I follow you on the point of counteracting an in-war numbers increase (draft, volunteers, etc.). However, a few other things also have to be taken into consideration.
1. The proposed event assumes that the in-game ACW is as bad as it was historically, the bloodiest conflict in American history. However, it didn't have to be that way. What if the Union had won First Bull Run/Manassas? What if McClellan had seized the initiative early and taken Richmond? (And yes, I know the capital isn't Richmond in-game - could that be fixed?) What if Lincoln, instead of tapping Burnside, had chosen someone intelligent enough not to march 10,000 men straight up Marye's Heights (Fredricksburg)? It goes on and on, but what I'm asking is, if it only takes about a year, maybe two, to run off the rebels, would there be such a huge popular outcry?
2. Most, if not all, of America's pre-Cold War conflicts followed this pattern: a small regular army pre-war, a draft and volunteers to meet the need, and a rapid demobilization post-war. The event assumes this, but if the US takes a more "Prussian" approach with more of a standing army vis-a-vis the state and volunteer regiments, the people may not be so aghast with the death of professionals as they would be with the death of citizen-soldiers.
3. If I read correctly, there will be more Reconstruction events with the coming of VIP 0.5. With the historical
military occupation, don't you need some people down there?
4. There's already a war exhaustion percentage - no need to just assume fatigue when "Countrymen Again?" hits.
5. "Countrymen Again?" event, CSA choice B. 'Nuff said.

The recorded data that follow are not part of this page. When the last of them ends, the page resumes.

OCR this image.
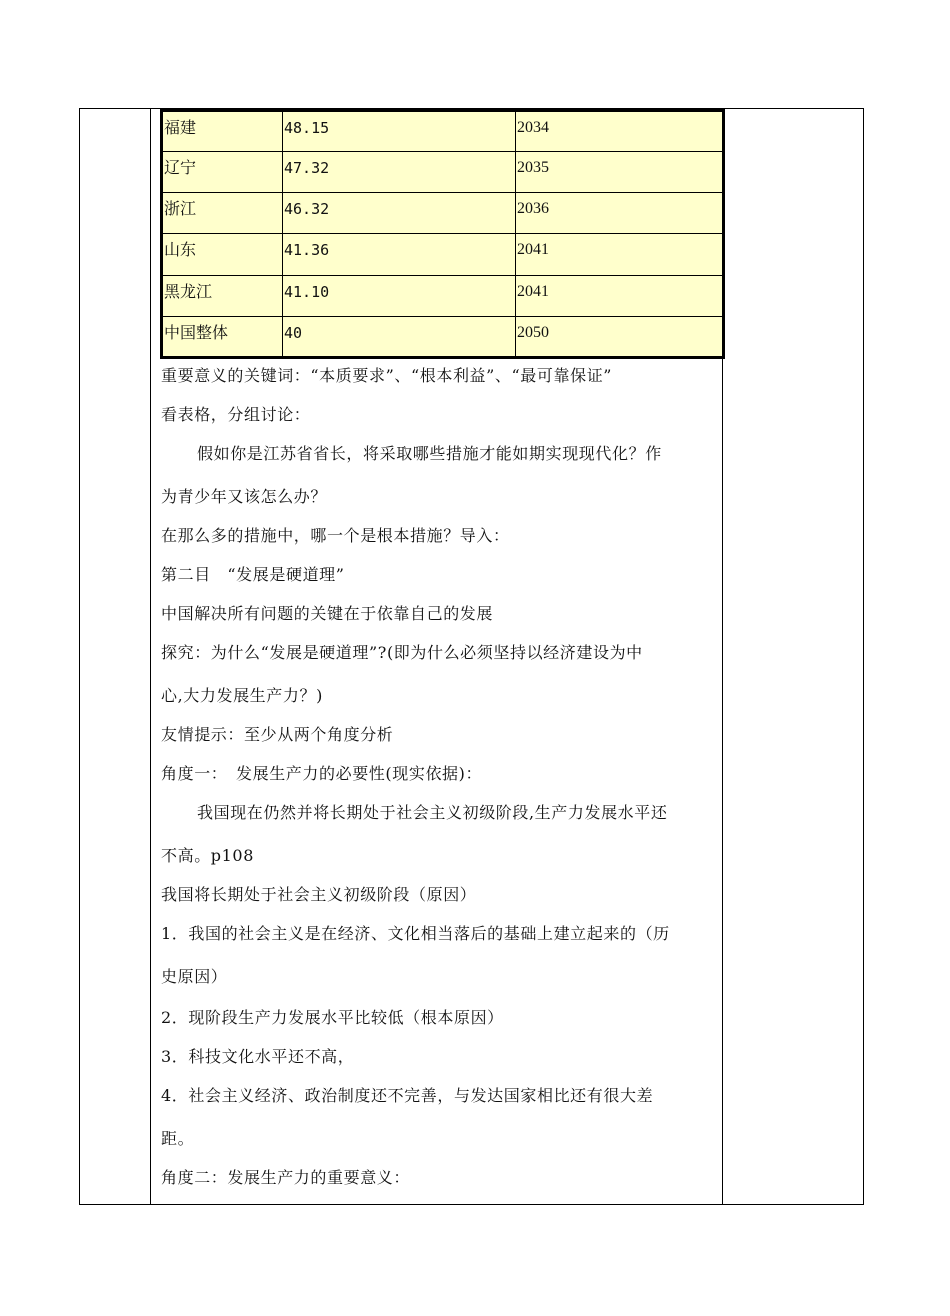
福建	48.15	2034
辽宁	47.32	2035
浙江	46.32	2036
山东	41.36	2041
黑龙江	41.10	2041
中国整体	40	2050
重要意义的关键词：“本质要求”、“根本利益”、“最可靠保证”
看表格，分组讨论：
假如你是江苏省省长，将采取哪些措施才能如期实现现代化？作
为青少年又该怎么办？
在那么多的措施中，哪一个是根本措施？导入：
第二目　“发展是硬道理”
中国解决所有问题的关键在于依靠自己的发展
探究：为什么“发展是硬道理”?(即为什么必须坚持以经济建设为中
心,大力发展生产力？)
友情提示：至少从两个角度分析
角度一：　发展生产力的必要性(现实依据)：
我国现在仍然并将长期处于社会主义初级阶段,生产力发展水平还
不高。p108
我国将长期处于社会主义初级阶段（原因）
1．我国的社会主义是在经济、文化相当落后的基础上建立起来的（历
史原因）
2．现阶段生产力发展水平比较低（根本原因）
3．科技文化水平还不高，
4．社会主义经济、政治制度还不完善，与发达国家相比还有很大差
距。
角度二：发展生产力的重要意义：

6. The aforementioned exploit.
Here's the compromise I suggest:
- If US "wins First Bull Run/Manassas" with the 90-day volunteers (takes Manassas and Richmond if capital before the second call-for-volunteers event), CSA gets an event that would represent a possible quick-end-of-war scenario, which has the US demob like in any other war or just scrap reserves and the divisions raised in the first call-for-volunteers event.
- If the US wins normally with less than X% war exhaustion, scrap reserves and volunteers.
- If the US wins normally with just more than X% WE, cause some POPs to make their dominant issue Anti-Military, which could lead to a party-induced military reduction within the normal election structure beyond reserves and volunteers.
- If WE gets worse - and this can be graduated in severity depending on how bad - the popular clamor event hits, along with the Anti-Military swing.